To the best of my knowledge the title phrase for today's post is an accounting term. I might first add that I am in no way qualified to talk about accounting. I am an engineer whose work is governed by the irrefutable laws of physics. Accounting is governed by man made tax codes that change all the time. I understand gravity. If I throw a rock into the air I better move before it comes down on my noggin. I don't understand much of anything about accounting, yet I am using accounting as the basis of this post. Hang on for this one.
My understanding is that this term refers to a point at which the more you spend or allocate to something the less you receive in return. In other words the harder you try once you reach this point the worse things get. You add what would seem like a positive of work or money and you get diminishing returns. I know this is not a suitable explanation for you accountants out there so please bear with me. This post is about fatherhood not fixing books.
I talk about this term today as it relates to my job. I have put in a good deal of work on my job over the past eight years. Our company owns a proprietary waste to energy technology. I have been putting in my time and giving all my efforts to make this company grow. With the current energy climate it seems like the time is now. For this reason I am currently in Scotland thousands of miles away from home.
I never thought of myself as a particularly career oriented person. I thought family was the most important thing to me. I always viewed my efforts at work as a way to provide for my family. Those were my thoughts before this trip. As I sit here typing tonight I have no way at all of helping Arica if she needs me. There is no way possible for me to change a diaper or feed Braden a bottle. My family is home without me. With a baby it is certainly not the ideal situation for any of us.
So I am asking myself have I reached the point of diminishing returns? Are all my efforts to provide for my family only pushing them farther and farther away? Is the hope for more money as empty as my side of the bed. It seems that the answer to those questions is yes. At some point I subconsciously chose my job over my family. I excused it by saying that I was working to provide for them. That is not necessarily true. I am qualified for any number of jobs that would keep my right here in the good ole US of A.
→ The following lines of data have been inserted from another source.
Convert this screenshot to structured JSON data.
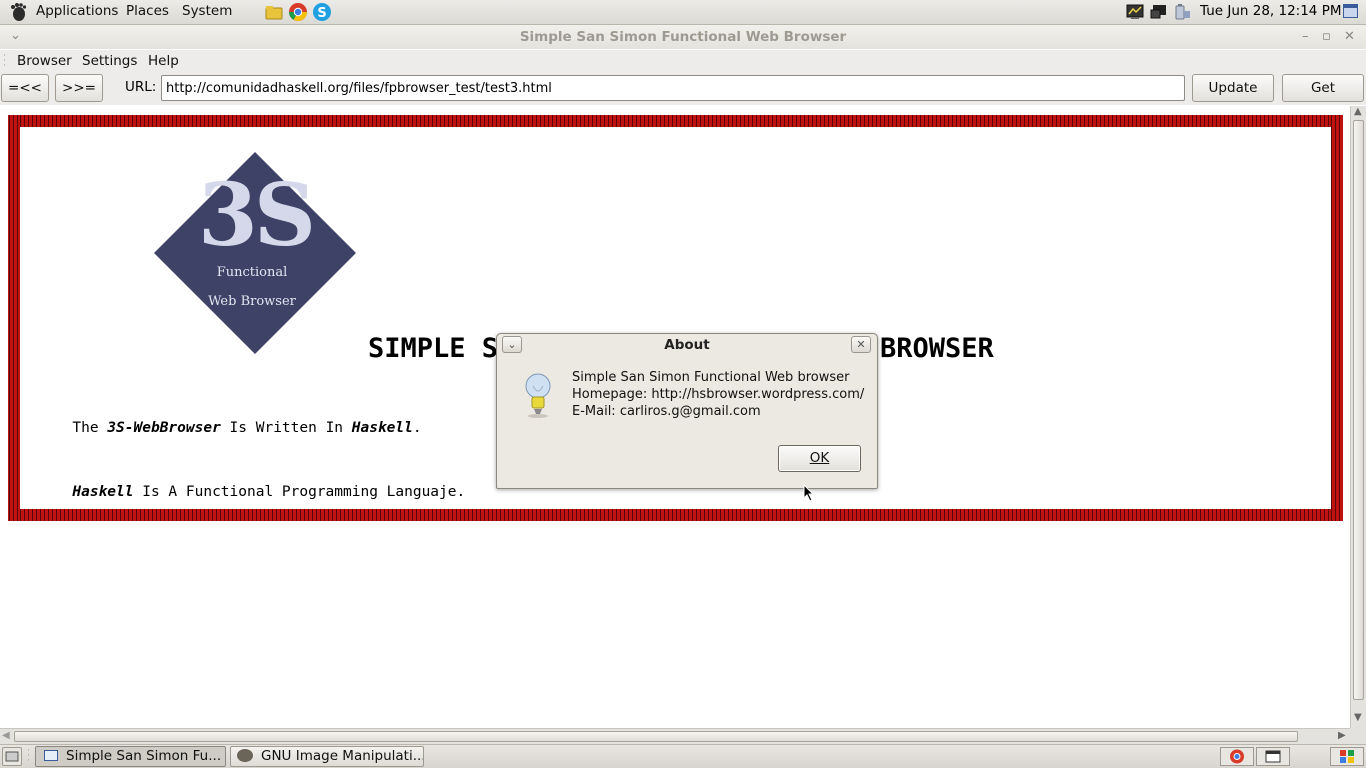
{
  "top_panel": {
    "menus": [
      "Applications",
      "Places",
      "System"
    ],
    "launchers": [
      "folder-icon",
      "chrome-icon",
      "skype-icon"
    ],
    "clock": "Tue Jun 28, 12:14 PM"
  },
  "window": {
    "title": "Simple San Simon Functional Web Browser"
  },
  "menubar": {
    "items": [
      "Browser",
      "Settings",
      "Help"
    ]
  },
  "toolbar": {
    "back_label": "=<<",
    "forward_label": ">>=",
    "url_label": "URL:",
    "url_value": "http://comunidadhaskell.org/files/fpbrowser_test/test3.html",
    "update_label": "Update",
    "get_label": "Get"
  },
  "page": {
    "logo_big": "3S",
    "logo_line1": "Functional",
    "logo_line2": "Web Browser",
    "heading_left": "SIMPLE S",
    "heading_right": "BROWSER",
    "para1": {
      "pre": "The ",
      "em1": "3S-WebBrowser",
      "mid": " Is Written In ",
      "em2": "Haskell",
      "post": "."
    },
    "para2": {
      "em": "Haskell",
      "post": " Is A Functional Programming Languaje."
    }
  },
  "dialog": {
    "title": "About",
    "line1": "Simple San Simon Functional Web browser",
    "line2": "Homepage: http://hsbrowser.wordpress.com/",
    "line3": "E-Mail: carliros.g@gmail.com",
    "ok_label": "OK"
  },
  "taskbar": {
    "tasks": [
      "Simple San Simon Fu...",
      "GNU Image Manipulati..."
    ]
  },
  "colors": {
    "frame_border": "#c11212",
    "logo_diamond": "#3d4266",
    "logo_text": "#d4d8ea"
  }
}
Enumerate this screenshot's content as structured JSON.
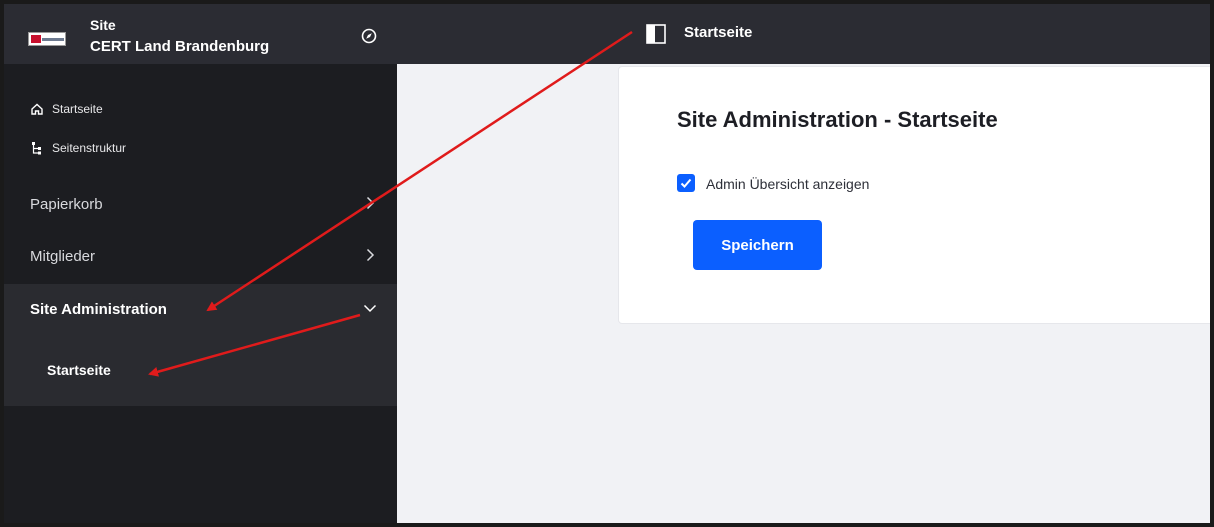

The factor is that I put in all this work and never really advance. I am still the low man on a family owned totem pole of which I share no blood or last names. I could possibly wait forever and be left out to dry. Meanwhile my family is taking all the abuse during my long travelling spells. Different things are important to different people. Some take travel in stride. I never thought I would be one of those people, but I came very close to making that a reality. Now I see what has happened. I see clearly what I am doing to those I care about.
Those of you who happily travel for a living have my blessing. It is a difficult thing to do, but we need some people to do it so I am glad we have you. I myself would like to find a way to excuse myself from your ranks. I know it is not the best climate for jobs, but in time I hope to become more firmly planted at home.
Finally with a lot of help from my family I have realized that I am at the point of diminishing returns. Things will only get worse from here. Don't bother trying to talk me out of it with any promises of fame or fortune. Talk about accounts receivable and tax brackets mean nothing to me. The only terminology that speaks to me now is the language of love.
Arica and Braden, I love you and miss you so much. I can't wait to see you again.